Question 2 – Electrolysis of dilute sulphuric acid
A student carried out an electrolysis of dilute sulphuric acid and collected the gases formed.
- Draw a labelled diagram to show the apparatus used. Show the gases collected in their correct ratio.
- Give the formulae of all the ions present in the electrolyte.
- Write half equations for the reactions at the anode and cathode. Write down an overall equation for the reaction.
- Describe the tests and results for any gases evolved.
Take note of the ratio of hydrogen to oxygen.
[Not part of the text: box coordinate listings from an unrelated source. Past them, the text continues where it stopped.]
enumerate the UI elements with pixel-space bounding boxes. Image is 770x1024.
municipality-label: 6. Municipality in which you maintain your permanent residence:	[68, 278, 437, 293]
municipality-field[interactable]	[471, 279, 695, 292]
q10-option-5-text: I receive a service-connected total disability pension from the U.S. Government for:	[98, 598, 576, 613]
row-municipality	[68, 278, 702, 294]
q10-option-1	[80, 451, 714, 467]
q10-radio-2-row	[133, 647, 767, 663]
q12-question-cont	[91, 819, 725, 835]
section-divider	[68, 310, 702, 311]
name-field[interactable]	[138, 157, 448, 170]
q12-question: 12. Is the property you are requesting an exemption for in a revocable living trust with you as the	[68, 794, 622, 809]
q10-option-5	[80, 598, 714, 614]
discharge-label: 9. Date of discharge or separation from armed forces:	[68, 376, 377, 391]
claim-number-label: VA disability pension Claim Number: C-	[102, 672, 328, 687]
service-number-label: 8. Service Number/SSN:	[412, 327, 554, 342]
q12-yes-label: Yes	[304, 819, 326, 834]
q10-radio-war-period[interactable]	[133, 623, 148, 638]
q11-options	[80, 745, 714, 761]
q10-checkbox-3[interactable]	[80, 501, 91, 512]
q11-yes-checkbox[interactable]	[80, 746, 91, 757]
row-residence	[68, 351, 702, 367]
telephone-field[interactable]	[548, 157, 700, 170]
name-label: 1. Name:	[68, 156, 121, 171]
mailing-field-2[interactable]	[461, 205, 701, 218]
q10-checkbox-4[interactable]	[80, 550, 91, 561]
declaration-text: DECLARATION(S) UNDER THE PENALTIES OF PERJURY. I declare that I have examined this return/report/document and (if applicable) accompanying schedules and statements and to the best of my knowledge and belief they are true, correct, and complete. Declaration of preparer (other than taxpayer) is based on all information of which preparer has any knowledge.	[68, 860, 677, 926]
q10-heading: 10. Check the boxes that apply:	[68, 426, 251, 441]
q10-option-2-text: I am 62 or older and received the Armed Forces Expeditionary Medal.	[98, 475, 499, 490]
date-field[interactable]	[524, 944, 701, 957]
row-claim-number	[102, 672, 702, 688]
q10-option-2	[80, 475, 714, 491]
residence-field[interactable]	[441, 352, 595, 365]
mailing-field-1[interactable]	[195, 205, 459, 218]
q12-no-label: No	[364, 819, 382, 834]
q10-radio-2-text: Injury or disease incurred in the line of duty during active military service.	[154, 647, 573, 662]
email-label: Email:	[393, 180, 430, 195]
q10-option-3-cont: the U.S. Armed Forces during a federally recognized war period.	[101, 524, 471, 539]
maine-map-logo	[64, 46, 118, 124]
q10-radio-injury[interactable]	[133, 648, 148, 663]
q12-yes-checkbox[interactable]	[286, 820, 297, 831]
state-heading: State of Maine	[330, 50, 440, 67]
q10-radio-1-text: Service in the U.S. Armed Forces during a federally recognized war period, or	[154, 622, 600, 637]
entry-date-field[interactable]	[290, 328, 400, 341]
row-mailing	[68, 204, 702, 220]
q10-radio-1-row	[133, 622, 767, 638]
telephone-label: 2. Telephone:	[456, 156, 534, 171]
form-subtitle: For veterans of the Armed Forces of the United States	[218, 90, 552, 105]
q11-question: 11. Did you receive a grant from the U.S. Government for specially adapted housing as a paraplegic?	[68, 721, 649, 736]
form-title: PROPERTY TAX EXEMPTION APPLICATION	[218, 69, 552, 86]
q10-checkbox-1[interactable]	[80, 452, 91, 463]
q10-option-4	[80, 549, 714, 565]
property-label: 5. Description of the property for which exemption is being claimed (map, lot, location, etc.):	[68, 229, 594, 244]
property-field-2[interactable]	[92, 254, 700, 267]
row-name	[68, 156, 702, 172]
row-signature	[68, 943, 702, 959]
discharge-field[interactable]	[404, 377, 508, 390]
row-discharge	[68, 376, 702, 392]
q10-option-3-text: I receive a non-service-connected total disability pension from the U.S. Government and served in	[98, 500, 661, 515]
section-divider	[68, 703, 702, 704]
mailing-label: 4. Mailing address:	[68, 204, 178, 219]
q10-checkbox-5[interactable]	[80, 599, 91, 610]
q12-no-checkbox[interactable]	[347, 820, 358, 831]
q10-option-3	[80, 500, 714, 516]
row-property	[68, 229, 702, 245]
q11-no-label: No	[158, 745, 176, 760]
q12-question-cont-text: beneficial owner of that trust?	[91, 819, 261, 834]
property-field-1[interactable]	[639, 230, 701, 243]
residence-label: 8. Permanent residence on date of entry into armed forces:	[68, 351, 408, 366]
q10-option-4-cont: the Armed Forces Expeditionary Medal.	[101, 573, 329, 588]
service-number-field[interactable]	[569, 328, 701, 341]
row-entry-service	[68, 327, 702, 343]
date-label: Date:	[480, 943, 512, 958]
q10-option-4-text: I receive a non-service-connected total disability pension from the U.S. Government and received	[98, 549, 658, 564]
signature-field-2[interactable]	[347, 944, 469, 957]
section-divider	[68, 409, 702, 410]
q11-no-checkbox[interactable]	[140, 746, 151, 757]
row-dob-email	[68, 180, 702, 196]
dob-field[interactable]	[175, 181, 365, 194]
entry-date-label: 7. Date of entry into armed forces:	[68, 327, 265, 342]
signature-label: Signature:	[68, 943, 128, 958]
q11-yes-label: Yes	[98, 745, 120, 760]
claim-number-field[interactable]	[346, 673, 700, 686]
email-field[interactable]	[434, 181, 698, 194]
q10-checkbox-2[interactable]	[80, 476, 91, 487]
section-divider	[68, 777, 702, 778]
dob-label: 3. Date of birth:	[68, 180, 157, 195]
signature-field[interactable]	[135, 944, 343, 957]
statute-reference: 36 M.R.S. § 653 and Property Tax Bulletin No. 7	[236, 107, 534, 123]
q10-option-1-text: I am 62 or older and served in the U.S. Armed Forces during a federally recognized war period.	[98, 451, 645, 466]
Hydrogen produced is twice as much as the oxygen produced.
- H+, SO42- and OH–.
Anode reaction: 4OH–(aq) – 4e → 2H2O(l) + O2(g)
OH– is lower than SO42- in the order of preferential discharge so is discharged first.
Cathode reaction: 2H+(aq) + 2e → H2(g)
Overall reaction: 2H2O(l) → 2H2(g) + O2(g)
Hydrogen gas is produced at the cathode.
Test for hydrogen gas: Bring a burning splint to the mouth of the test-tube containing hydrogen gas.
Result The gas burns with a loud pop.
Oxygen gas is produced at the anode.
Test for oxygen: Dip a glowing splint in the test-tube containing the gas.
Result: Oxygen gas relights a glowing splint.